ダンゾウの口から漏れたのは、里の大罪人、それも禁術に手を染めた最高危険人物をみすみす取り逃がしたことに対する言葉としては、いささか軽すぎるものだった。激昂するでもなく、落胆するでもない。

 

「はっ……申し訳ありません」

 

その前に跪く狐面の暗部が、深く頭を垂れる。

 

ダンゾウの口調には、任務の失敗を咎めるような気配は微塵もなかった。まるで、最初からそうなることが決まっていたかのような──あるいは、大蛇丸が里を抜けることすらも自身の予測の範疇であり、既定の事実をただ淡々と再確認しているだけのような、奇妙な響きが部屋の中に冷たく満ちていた。

 

「……もうよい、下がって良いぞ」

 

ダンゾウは短く手を振った。その声には、狐面の暗部に対するこれ以上の追及をする意志がないことがありありと示されていた。

 

「はっ……」

 

男は静かに一礼すると、まるで最初から存在しなかったかのように、音もなく部屋の闇へと溶け去り、退出していった。

 

重い扉が閉まり、完全な静寂が室内に戻る。

一人残されたダンゾウは、深く一つため息をつくと、包帯の巻かれていない側の手で自身の眉間を強くもみほぐした。

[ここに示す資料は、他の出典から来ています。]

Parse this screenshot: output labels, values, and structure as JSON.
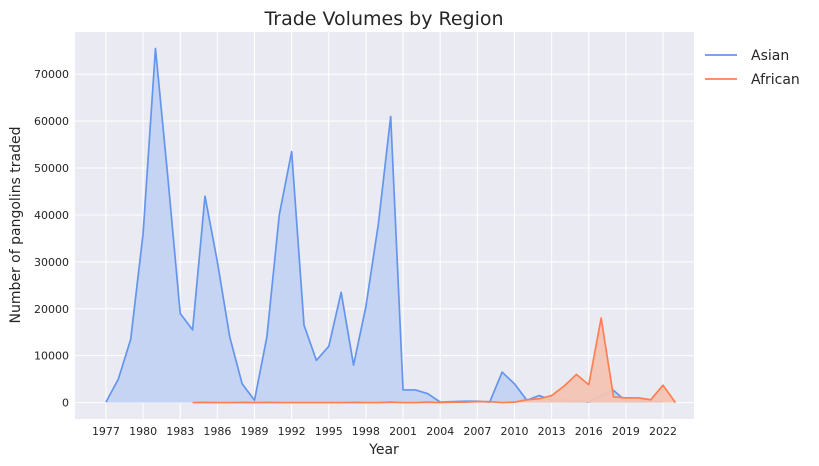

その脳裏に浮かんでいるのは、先ほど報告にあった油女マユ──大蛇丸の呪印を受け、異形へと変貌した少女の暴挙だ。

 

「アヤツめ、とんでもない爆弾を残していきおったな……」

 

大蛇丸が里を去り際に見せた、呪印という不気味な技術。そして、それにあまりにも早く適合し、暗部を蹂躙したマユの力。それは里にとって明白な脅威であり、同時にダンゾウにとっては、この上なく魅力的な「素材」でもあった。

 

(先ずは……あの娘の手綱をどう握るか、か)

 

ダンゾウは椅子の背にもたれかかり、昏い思考を巡らせていく。

大蛇丸ほどの化け物(三忍)とまではいわずとも、上忍を複数人同時に翻弄し、圧倒できるほどの強力な『兵器』。それが自分の手元にあれば、木ノ葉の影の抑止力としてこれ以上ない価値を持つ。

 

(呪いに呑まれ、完全に壊れてしまっては使えんが……。油女の血と大蛇丸の呪印、上手く飼い慣らし、有用に使えれば、必ずや『木ノ葉の為』になる)

 

闇の中で、ダンゾウの唇が醜く歪む。

実験体の少女にこれからの過酷な運命が待ち受けていることなど、里の闇を統べる男にとっては些事。利用できるものは、その魂の最後のひと搾りまで利用し尽くす。

 

揺れる蝋燭の炎に照らされたダンゾウの顔には、マユという新たな駒を手に入れた、冷酷で黒い笑みが浮かんでいた。